La mdp si incolla per venti giorni alla figura del performer, filmando, sequenza dopo sequenza, giorno dopo giorno, il mutamento del corpo del protagonista: dapprima tondeggiante e quasi rassicurante e poi nell'ultima rappresentazione, scarnificato e spigoloso

Cinque anni dopo il lungometraggio Delitto sul Po la coppia di artisti "oltre ogni immaginazione" Rezza-Mastrella, torna a Torino per presentare Fotofinish 2, girato in occasione dell'operazione 2003 "Odissea nello Spazio Zero" all'interno del Teatro Spazio Zero di Roma. Venti giorni di spettacolo intenso, fisicamente coinvolgente. Rezza è un corpo in movimento che non recita solo con la voce, ma si muove, corre, salta e rotola sul palco per dare una dimensione fisica al suo spettacolo. Settantaquattro minuti di rara intensità, dove Rezza balza da un argomento all'altro con ritmo vertiginoso e travolgente e lo fa con una ferocia ironicamente sottile: è di un impatto devastante la sequenza della corsa sulla bicicletta immaginaria dove l'attore si trasforma in un Cristo ciclista affaticato dotato di croce incorporata e corona di spine.

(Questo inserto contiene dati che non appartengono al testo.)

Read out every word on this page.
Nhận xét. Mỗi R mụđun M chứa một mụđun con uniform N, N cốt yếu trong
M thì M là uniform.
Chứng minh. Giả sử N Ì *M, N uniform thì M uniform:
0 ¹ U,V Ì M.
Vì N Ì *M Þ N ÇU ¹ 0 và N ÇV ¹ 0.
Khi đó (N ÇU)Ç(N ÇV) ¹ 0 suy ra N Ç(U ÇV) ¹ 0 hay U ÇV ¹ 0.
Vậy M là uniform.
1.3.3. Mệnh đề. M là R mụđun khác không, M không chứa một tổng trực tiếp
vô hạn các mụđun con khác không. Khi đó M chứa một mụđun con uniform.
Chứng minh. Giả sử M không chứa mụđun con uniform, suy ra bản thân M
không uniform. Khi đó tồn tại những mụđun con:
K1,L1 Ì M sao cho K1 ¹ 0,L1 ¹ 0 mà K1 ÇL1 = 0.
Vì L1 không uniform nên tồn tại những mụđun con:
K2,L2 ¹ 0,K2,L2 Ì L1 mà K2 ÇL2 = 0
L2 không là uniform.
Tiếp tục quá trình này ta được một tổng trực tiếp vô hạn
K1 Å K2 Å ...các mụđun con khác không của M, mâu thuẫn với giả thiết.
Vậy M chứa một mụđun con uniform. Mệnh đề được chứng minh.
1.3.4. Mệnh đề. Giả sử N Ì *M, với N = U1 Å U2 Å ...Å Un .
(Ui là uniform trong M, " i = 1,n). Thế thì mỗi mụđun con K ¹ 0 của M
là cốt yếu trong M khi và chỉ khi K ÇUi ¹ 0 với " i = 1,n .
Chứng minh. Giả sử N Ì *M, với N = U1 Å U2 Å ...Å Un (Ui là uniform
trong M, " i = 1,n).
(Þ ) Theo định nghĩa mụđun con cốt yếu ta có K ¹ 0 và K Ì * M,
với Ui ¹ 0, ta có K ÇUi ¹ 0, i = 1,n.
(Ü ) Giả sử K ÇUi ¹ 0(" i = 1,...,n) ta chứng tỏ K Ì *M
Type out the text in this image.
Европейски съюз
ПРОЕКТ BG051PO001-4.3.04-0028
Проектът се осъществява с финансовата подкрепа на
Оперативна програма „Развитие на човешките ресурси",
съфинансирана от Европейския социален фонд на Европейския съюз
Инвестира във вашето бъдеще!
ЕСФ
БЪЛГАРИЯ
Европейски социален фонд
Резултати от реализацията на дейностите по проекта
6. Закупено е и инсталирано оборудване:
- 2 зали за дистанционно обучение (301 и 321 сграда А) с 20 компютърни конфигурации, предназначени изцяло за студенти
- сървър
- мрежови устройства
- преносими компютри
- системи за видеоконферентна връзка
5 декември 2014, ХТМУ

E poi rappresenta lo stress della vita moderna con tutte le varie implicazioni : lavoro, la casa comprata facendo il mutuo, le sedute di psichiatriche e di bellezza. In poche battute e movimenti, concentra, con un'efficacia disarmante, le ossessioni dell'uomo contemporaneo


La mdp si incolla per venti giorni alla figura del performer, filmando, sequenza dopo sequenza, giorno dopo giorno, il mutamento del corpo del protagonista: dapprima tondeggiante e quasi rassicurante e poi nell'ultima rappresentazione, scarnificato e spigoloso. È come se la metamorfosi, la mutazione, avvenisse in diretta davanti ai nostri occhi, dove Rezza assume veramente le sembianze cristologiche della sofferenza. Qui sta la sua genialità: mutare la sofferenza fisica della fatica in una sorta di carica positiva e gioia della e nella rappresentazione scenica. Rezza condivide questa gioia della rappresentazione con il suo pubblico, invitandolo, anzi, trascinandolo sul palco e amalgamando un gran numero di corpi maschili e femminile, vittime sacrificali della "furia scenica" dell'attore romano.